For Peru and Chile, the main focus is copper. The political situation in those countries has changed in the recent past. This, in our view, may translate into delays in some projects because it is not yet completely clear how the new governments will act in these sectors. In the medium term, this could be positive for copper prices, as there will be less supply coming from these two countries. But for companies based there, such as Southern Copper, we may see delays in projects and lower value for these companies.
In the case of Brazil, looking at other companies besides Vale, what are your expectations? How are they going to develop in the short term?
As you know, it is an election year in Brazil. Vale has exposure in Brazil, but it doesn’t depend on that to make money. But the steel companies do. So now there is a growing concern in the short term, but we are more on the positive side when we look at some specific data coming from construction in the country. The level of property launches over 6 to 12 months is driving construction demand.
The auto sector has suffered from microchip supply and that is a global situation, but it is now starting to see some recovery. We will see some improvement in demand for steel in Brazil, on the margin. But about prices, it depends much more on what happens in China. So, going back to what I said before if there is a recovery in China, prices in Brazil can go up.

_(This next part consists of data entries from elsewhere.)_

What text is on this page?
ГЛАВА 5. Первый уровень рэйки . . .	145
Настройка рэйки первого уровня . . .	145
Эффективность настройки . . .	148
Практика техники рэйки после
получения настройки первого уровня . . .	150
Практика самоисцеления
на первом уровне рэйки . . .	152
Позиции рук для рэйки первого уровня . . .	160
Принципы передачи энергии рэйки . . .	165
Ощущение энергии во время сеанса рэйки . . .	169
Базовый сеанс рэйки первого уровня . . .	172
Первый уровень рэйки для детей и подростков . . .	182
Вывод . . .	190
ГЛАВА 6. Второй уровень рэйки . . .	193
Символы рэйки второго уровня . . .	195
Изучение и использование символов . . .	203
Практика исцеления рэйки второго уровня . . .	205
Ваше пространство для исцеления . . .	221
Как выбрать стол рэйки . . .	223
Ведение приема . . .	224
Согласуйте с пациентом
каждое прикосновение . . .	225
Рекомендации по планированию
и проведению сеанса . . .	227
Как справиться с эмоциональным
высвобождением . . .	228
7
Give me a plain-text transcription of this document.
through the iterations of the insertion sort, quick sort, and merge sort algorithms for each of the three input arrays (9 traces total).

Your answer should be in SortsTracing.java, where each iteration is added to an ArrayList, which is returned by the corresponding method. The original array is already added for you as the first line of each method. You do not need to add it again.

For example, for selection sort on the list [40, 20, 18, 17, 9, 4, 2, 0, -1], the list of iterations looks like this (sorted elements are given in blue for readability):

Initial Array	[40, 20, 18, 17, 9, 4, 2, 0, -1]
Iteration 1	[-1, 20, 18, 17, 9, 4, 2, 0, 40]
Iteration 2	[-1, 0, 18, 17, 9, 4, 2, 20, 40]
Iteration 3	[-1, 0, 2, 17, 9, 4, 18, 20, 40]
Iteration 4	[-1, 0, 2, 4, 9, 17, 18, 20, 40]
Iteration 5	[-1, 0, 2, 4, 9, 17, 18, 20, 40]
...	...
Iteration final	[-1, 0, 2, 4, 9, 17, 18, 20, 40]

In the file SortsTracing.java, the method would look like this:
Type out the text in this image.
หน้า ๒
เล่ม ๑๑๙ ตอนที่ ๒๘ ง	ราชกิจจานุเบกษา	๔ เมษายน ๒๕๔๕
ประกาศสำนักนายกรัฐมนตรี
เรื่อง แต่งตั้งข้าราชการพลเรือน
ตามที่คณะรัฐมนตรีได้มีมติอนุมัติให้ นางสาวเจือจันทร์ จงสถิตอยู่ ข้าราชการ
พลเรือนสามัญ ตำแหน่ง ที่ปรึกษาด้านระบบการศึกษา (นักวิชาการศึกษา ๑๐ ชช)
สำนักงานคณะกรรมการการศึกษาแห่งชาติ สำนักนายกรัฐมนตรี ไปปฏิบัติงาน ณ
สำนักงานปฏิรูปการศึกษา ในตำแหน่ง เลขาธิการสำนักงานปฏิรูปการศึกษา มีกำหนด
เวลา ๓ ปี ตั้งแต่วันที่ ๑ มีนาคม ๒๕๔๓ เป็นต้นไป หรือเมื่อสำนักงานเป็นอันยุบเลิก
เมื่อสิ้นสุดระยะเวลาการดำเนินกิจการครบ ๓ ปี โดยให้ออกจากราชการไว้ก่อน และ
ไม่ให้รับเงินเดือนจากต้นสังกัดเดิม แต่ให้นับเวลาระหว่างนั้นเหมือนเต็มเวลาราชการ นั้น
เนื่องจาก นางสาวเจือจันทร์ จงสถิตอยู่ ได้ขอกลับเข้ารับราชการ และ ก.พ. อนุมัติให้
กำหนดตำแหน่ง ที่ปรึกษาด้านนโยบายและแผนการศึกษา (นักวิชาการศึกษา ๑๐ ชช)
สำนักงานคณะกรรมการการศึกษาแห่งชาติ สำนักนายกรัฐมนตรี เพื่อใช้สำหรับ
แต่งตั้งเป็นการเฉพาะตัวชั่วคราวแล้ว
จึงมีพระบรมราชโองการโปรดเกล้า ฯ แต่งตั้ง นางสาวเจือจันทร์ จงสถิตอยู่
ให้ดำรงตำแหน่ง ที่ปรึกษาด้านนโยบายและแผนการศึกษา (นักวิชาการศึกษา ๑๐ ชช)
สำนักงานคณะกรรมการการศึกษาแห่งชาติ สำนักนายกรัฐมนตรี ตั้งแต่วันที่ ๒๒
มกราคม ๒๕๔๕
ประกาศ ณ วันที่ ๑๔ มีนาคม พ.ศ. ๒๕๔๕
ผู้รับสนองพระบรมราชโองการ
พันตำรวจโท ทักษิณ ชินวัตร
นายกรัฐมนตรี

Now, in Mexico, companies like Kimberly Clark are trying to hedge against the prices of these commodities. Is this a good time for them to readjust?
I think the hedge will depend on the policy that each company sets for itself. It’s hard to say whether this is a good time to hedge or not. I think hedging is a philosophy and a policy that you decide for your company. Once they go down that route, sometimes it can bear fruit.
From an overall perspective, what is your outlook for metals prices over the next 12 to 18 months?
We are going to see a healthy backdrop. I understand the risks of a possible recession, but as I mentioned earlier, China is the main driver of commodities. So even if we see a recession in other countries, if China is growing, we could see commodity prices trading higher. There will be volatility, but commodities will remain at a healthy level, but no longer in bullish territory.